The reason so many law professors are dissatisfied with their positions at Harvard is not merely opposition to the trend toward radical legal scholarship exemplified by Critical Legal Studies. While hard-line conservatives like Professor Paul Bator, who left Harvard for Chicago last spring, still challenge CLS work on principle, those who are now contemplating a move, both conservatives and moderates, generally acknowledge that CLS professors are good scholars. What many object to is the polarization of the Law School faculty that has accompanied the growing popularity of CLS.

The political infighting has led to bitterness among both conservatives and the liberal-CLS camp and has all but destroyed the tenure process. Neither side deserves all the blame for what at times has been bitter fighting, but the result of their unrestrained battle has been unfortunate. The Law School has been unable to tenure faculty from other schools since 1981 and has had routinely to promote junior faculty to fill teaching positions.
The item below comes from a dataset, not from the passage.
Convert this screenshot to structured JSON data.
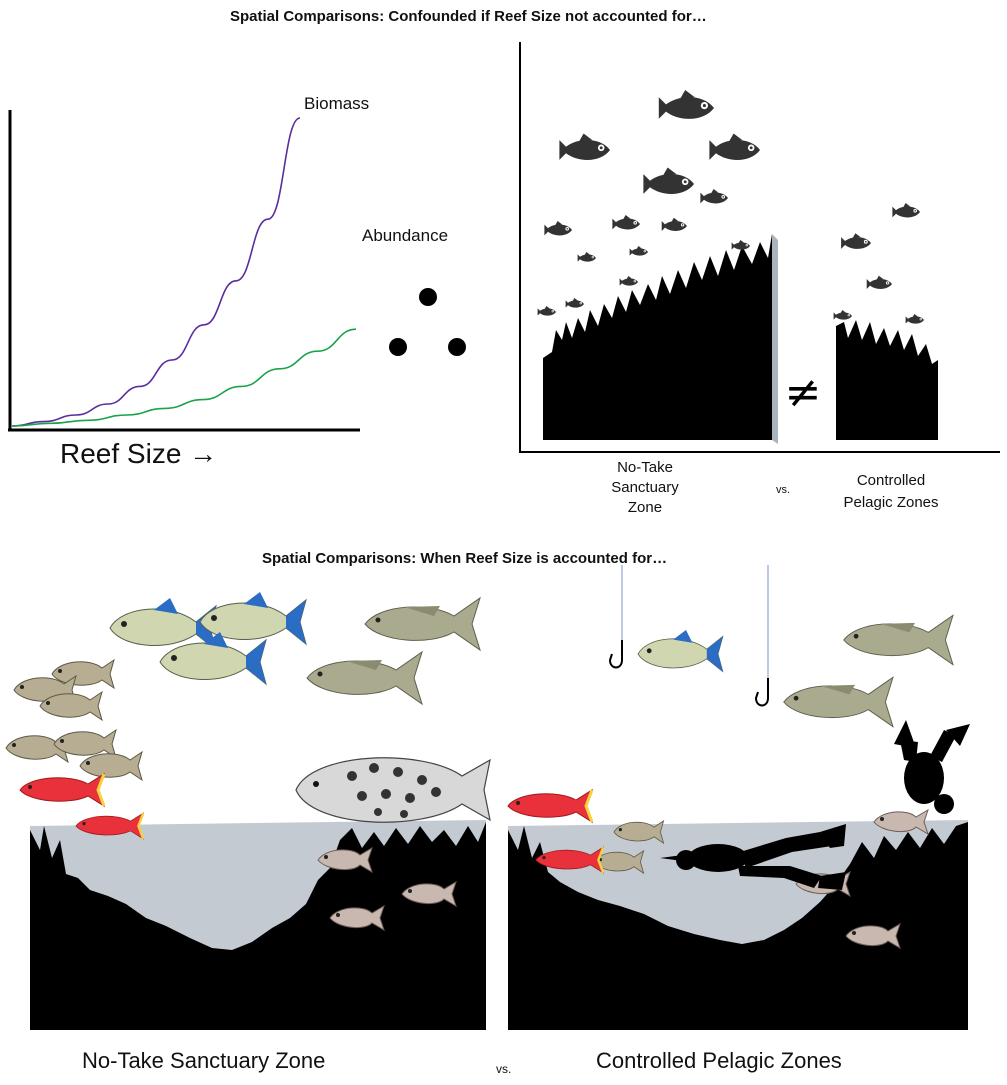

With several liberal junior faculty members coming up for tenure this spring, many of the moderates and conservatives fear a leftist coup which might permanently divide the faculty. The result could be an unfortunate migration of some of Harvard's most prized legal experts.

Such a migration would be a slap in the face to positive change. Heightened debate, questioning and re-evaluation of legal education is healthy. The rise of Critical Legal Studies has broken a longstanding moderate-liberal consensus at the Law School and has opened the field not only for the left but also for a variety of new approaches, including an emergence of more firmly conservative approaches to the law. Albeit through drawn-out political infighting, Harvard Law School is notable for its diversity of legal opinion. Resignation is simply not the way to assure a constructive conclusion to the process.